Potyviridae

Potyviridae

Alice Kazuko Inoue-Nagata, Ramon Jordan, Jan Kreuze, Fan Li, Juan José López-Moya, Kristiina Mäkinen, Kazusato Ohshima, and Stephen J Wylie

The citation for this ICTV Report chapter is the summary published as Inoue-Nagata et al. (2022):
ICTV Virus Taxonomy Profile: Potyviridae (2022), Journal of General Virology, (in press).

Corresponding author: Alice Kazuko Inoue-Nagata (alice.nagata@embrapa.br)
Edited by: Hélène Sanfaçon, Michael J. Adams and Luisa Rubino
Posted: March 2017, updated October 2018, February 2022
PDF: ICTV_Potyviridae.pdf (2018 version)

Summary

Members of the family Potyviridae (termed potyvirids) consist of monopartite and bipartite plant viruses with a single-stranded, positive-sense RNA genome and flexuous, filamentous particles (Table 1.Potyviridae). Genomes have a VPg covalently linked to the 5′-end, and, for most of them, the 3′-terminus is polyadenylated. Genomes encode a large polyprotein that is self-cleaved into a set of functional proteins, and another small protein produced from the genomic RNA as a trans-frame protein. Gene order is generally conserved throughout the family.

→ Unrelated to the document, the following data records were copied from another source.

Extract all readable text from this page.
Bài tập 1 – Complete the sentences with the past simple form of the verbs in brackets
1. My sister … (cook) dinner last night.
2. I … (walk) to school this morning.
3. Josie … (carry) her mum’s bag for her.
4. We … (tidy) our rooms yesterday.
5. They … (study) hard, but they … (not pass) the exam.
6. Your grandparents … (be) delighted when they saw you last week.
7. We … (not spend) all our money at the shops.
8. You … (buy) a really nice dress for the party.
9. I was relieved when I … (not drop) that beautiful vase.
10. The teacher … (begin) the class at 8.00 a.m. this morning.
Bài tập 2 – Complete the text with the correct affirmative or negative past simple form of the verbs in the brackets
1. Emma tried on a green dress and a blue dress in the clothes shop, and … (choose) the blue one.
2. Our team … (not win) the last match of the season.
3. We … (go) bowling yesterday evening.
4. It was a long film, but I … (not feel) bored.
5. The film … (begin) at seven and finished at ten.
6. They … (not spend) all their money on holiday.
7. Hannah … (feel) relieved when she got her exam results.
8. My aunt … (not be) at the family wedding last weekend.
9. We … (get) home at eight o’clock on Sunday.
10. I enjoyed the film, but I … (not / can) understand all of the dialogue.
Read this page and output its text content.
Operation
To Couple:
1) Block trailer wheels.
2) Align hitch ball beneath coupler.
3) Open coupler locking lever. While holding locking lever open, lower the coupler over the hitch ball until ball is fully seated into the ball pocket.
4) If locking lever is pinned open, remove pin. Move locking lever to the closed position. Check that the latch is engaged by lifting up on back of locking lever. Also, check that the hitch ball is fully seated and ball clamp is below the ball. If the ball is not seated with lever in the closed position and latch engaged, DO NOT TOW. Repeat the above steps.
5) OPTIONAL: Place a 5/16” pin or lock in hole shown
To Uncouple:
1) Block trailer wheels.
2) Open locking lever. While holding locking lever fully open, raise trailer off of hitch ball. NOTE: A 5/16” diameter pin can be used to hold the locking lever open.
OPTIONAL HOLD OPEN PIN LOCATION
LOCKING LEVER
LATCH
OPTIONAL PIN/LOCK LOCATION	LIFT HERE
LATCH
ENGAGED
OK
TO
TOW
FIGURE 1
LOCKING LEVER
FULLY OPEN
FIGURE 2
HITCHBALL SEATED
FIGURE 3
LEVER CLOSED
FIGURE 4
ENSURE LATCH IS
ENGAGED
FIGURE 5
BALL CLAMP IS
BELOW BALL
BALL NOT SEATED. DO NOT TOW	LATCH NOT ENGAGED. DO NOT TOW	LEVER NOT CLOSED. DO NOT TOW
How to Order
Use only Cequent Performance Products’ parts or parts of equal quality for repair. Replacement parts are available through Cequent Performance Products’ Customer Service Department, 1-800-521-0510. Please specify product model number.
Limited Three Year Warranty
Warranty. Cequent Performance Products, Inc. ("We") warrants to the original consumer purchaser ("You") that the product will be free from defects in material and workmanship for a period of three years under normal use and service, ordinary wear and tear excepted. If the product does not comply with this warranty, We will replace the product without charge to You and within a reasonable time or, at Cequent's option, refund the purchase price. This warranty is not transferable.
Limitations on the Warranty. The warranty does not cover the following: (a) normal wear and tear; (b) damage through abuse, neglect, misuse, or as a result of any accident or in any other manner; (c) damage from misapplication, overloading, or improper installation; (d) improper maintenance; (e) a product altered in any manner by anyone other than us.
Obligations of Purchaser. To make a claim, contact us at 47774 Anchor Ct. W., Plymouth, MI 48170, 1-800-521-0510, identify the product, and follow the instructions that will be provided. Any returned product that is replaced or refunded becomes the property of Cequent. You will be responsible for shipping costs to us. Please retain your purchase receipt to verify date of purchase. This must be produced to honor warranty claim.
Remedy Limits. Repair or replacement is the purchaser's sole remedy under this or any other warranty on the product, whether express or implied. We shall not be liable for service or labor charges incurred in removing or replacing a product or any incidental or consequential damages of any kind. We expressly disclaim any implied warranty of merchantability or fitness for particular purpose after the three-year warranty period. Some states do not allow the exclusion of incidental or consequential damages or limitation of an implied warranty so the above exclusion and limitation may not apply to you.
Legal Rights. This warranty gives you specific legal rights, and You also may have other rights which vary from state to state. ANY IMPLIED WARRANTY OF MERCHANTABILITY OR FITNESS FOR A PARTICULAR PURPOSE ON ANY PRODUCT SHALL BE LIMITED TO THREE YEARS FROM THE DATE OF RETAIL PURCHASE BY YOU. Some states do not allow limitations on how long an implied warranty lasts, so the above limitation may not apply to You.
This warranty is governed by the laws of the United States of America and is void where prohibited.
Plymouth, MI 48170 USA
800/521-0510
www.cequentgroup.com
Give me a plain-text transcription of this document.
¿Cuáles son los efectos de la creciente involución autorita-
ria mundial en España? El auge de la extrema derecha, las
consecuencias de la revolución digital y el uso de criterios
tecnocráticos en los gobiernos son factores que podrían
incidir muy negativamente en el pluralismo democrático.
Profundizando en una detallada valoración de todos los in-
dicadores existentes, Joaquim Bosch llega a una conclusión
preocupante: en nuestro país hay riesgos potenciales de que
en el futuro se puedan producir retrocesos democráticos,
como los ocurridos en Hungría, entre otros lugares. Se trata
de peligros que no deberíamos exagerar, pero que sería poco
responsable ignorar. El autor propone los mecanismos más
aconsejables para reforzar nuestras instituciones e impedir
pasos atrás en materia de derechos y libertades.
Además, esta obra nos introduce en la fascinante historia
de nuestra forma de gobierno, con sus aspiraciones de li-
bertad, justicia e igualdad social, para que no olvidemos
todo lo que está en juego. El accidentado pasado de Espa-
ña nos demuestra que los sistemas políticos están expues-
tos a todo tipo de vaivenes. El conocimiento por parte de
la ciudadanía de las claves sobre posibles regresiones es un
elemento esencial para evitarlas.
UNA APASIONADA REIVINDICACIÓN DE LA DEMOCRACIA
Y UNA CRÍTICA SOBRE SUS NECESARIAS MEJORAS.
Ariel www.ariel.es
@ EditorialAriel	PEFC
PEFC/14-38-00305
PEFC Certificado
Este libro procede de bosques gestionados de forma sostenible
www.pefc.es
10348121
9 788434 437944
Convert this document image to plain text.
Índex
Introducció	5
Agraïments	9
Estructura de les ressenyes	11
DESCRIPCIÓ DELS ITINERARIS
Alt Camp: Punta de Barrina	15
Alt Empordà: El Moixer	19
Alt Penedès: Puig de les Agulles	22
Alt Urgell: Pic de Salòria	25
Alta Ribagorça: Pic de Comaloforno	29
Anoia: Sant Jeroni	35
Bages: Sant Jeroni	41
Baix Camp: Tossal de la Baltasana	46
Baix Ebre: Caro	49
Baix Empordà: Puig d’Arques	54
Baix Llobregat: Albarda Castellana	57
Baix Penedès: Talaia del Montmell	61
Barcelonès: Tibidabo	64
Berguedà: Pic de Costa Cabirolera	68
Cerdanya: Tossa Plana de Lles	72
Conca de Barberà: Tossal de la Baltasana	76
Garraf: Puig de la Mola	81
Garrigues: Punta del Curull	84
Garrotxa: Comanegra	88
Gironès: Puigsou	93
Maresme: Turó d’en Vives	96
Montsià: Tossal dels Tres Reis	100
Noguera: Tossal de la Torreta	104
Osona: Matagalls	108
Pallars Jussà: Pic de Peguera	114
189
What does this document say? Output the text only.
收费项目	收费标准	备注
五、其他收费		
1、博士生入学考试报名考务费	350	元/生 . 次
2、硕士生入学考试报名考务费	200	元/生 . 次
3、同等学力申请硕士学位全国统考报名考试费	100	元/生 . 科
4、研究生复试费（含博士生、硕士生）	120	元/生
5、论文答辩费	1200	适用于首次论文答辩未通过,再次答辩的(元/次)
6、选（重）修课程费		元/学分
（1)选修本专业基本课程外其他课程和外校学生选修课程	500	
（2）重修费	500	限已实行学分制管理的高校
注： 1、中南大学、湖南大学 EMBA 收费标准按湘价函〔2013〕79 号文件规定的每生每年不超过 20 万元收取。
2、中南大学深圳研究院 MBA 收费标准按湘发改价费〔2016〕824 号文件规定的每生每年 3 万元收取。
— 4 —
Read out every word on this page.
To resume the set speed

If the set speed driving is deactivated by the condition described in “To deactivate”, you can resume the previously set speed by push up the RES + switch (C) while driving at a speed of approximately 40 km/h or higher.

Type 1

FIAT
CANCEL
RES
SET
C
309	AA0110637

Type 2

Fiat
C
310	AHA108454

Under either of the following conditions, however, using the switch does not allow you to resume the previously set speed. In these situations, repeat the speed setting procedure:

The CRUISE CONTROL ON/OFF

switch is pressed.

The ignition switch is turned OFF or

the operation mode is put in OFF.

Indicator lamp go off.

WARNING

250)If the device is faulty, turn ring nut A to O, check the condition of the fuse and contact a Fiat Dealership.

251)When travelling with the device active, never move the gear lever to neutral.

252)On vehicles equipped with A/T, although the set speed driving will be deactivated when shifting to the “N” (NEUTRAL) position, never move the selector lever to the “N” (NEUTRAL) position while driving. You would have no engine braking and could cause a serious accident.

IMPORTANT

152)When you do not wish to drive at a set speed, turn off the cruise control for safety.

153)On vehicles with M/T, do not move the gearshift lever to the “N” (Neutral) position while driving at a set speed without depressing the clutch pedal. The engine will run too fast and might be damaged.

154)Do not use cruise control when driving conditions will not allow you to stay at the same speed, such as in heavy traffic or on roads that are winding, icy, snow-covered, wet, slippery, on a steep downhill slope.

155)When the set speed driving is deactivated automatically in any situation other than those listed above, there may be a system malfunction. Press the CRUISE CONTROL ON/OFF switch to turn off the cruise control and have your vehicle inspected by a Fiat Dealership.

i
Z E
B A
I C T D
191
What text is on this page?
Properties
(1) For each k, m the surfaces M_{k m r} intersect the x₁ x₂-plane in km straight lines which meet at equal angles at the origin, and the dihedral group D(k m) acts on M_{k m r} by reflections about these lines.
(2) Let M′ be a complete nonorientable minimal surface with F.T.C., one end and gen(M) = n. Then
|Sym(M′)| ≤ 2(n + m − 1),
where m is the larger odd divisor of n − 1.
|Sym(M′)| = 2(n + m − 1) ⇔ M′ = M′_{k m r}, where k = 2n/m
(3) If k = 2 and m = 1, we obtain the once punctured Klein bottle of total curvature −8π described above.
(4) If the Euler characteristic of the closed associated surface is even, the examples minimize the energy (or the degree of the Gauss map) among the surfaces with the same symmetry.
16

Table 1.Potyviridae. Characteristics of members of the family Potyviridae.

Characteristic

Description

Example

potato virus Y-O (U09509), species Potato virus Y, genus Potyvirus

Virion

Non-enveloped, flexuous and filamentous capsid, 650–950 nm long and 11–20 nm in diameter with a single core capsid protein

Genome

8.2–11.5 kb of positive-sense, single-stranded, usually monopartite RNA (bipartite in genus Bymovirus)

Replication

Cytoplamsic replication in viral replication complexes residing in membranous 6K2-induced ER-derived vesicles

Translation

Directly from genomic RNA

Host range

Plants; transmission by arthropods, plasmodiophorids (Bymovirus), seeds or pollen

Taxonomy

Realm Riboviria, kingdom Orthornavirae, phylum Pisuviricota, class Stelpaviricetes, order Patatavirales; 12 genera including 232 species and 3 unassigned species

Virion

Morphology

Virions are flexuous filaments with no envelope and are 11–20 nm in diameter, with a helical pitch of about 3.4–3.5 nm (Figure 1.Potyviridae). Particle lengths of members of some of the twelve genera differ. Members of the genera Arepavirus, Bevemovirus, Brambyvirus, Celavirus, Ipomovirus, Macluravirus, Poacevirus, Potyvirus, Roymovirus, Rymovirus, Tritimovirus, and of the unassigned virus species Common reed chlorotic stripe virus, Longan witches broom-associated virus, and Spartina mottle virus are monopartite with particle modal lengths of 650–950 nm. Members of the genus Bymovirus are bipartite with particles of two modal lengths of 250–300 nm and 500–600 nm.

 

Figure 1.Potyviridae (Left) Rendering of the cryoEM map for a section of a virion of turnip mosaic virus (TuMV), using color codes for the ssRNA (red) and for the different regions of the coat proteins: central globular domain (pale yellow), N-terminal arm (blue), and C-terminal region (grey). In the upper section, some of the densities are cut away to visualize better the ssRNA and the C-terminal regions of the coat proteins that construct the inner side of the helical virus. The first 60 amino acids at the N-terminus are exposed to the solvent and are not seen in the cryoEM map since they are flexible. Calculated dimensions for width, pitch, and number of subunits per turn are indicated. (Right) Representative cryoEM micrograph of TuMV virions where the periodic organization of the helical filaments is apparent. Scattered globular densities surrounding the filaments suggest the presence of local folded domains in the N-terminal region that is missing in the cryoEM map. Bar equals approximately 500 nm. Images are courtesy of R. Cuesta and M. Valle, CIC bioGUNE, Spain, based on (Cuesta et al., 2019).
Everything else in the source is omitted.